María Anselma Restrepo. Santa Rosa (Bandit)

1897

Medium: B/W analog photography

Dimensions: 25 x 20 cm

Inventory No.: 717

Date added to the collection: 1982

Acquisition type: Donation by FAES (Antioqueño Foundation for Social Studies of Medellín)

Thanks to the high demand for portraiture at the beginning of the twentieth century, Benjamín de la Calle’s camera sketched a frank portrait of Antioqueño society. Among his subjects were presidents such as Carlos E. Restrepo and Olaya Herrera, and magnates like Carlos Coroliano Amador (1914), the wealthiest man in the country at the end of the nineteenth century and the person who brought the automobile to Colombia; but also poets and writers considered idle, circus performers, actors, musicians of little fame, and individuals from popular everyday life and the hidden circles of traditional Antioqueño life.

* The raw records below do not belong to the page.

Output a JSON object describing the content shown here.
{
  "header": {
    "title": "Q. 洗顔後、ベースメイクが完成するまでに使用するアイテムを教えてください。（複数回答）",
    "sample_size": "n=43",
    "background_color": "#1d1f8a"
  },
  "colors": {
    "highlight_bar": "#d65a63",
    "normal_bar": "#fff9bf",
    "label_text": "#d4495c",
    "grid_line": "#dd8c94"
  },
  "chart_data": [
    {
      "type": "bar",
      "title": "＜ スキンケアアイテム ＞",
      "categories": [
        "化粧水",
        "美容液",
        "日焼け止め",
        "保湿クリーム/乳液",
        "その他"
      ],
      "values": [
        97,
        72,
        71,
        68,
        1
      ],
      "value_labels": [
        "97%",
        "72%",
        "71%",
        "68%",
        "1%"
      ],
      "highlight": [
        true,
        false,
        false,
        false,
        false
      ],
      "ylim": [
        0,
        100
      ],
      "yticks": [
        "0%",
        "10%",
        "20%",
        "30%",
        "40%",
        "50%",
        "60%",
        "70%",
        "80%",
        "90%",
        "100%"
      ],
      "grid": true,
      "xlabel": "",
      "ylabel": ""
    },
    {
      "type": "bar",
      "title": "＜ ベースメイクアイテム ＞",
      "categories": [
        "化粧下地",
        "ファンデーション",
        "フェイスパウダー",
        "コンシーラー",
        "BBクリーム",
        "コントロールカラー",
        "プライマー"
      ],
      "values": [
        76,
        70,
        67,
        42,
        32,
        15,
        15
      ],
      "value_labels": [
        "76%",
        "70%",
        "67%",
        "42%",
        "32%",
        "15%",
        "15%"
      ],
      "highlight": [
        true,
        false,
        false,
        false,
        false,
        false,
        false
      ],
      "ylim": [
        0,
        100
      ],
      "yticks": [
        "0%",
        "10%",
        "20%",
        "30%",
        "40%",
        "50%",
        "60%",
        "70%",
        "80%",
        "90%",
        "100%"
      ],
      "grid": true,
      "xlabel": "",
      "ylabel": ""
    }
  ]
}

Rosa Emilia Restrepo is an example of this. Born as Roberto Durán, this “false woman” was prosecuted for robbing the family homes she entered as a domestic servant. During her trial she was also photographed as a man by De la Calle, even despite her protest that she would not wear men’s clothing, since as a child “her mother always dressed her as a woman.” His technical and compositional contributions to portraiture cannot be overlooked either; the theatricalization and staging of images, as in the case of N. Castillo – Costa Rica (1927) or the Reverend Mother Gaitana (n.d.), sought to give photography less rigidity and more naturalness. On the other hand, the chromatic manipulations in watercolor or the interventions on the negative in the form of seagulls, moons, clouds, etc., contribute enormously to the atmosphere, but also to giving more meaning and coherence to the light sources present in the scene.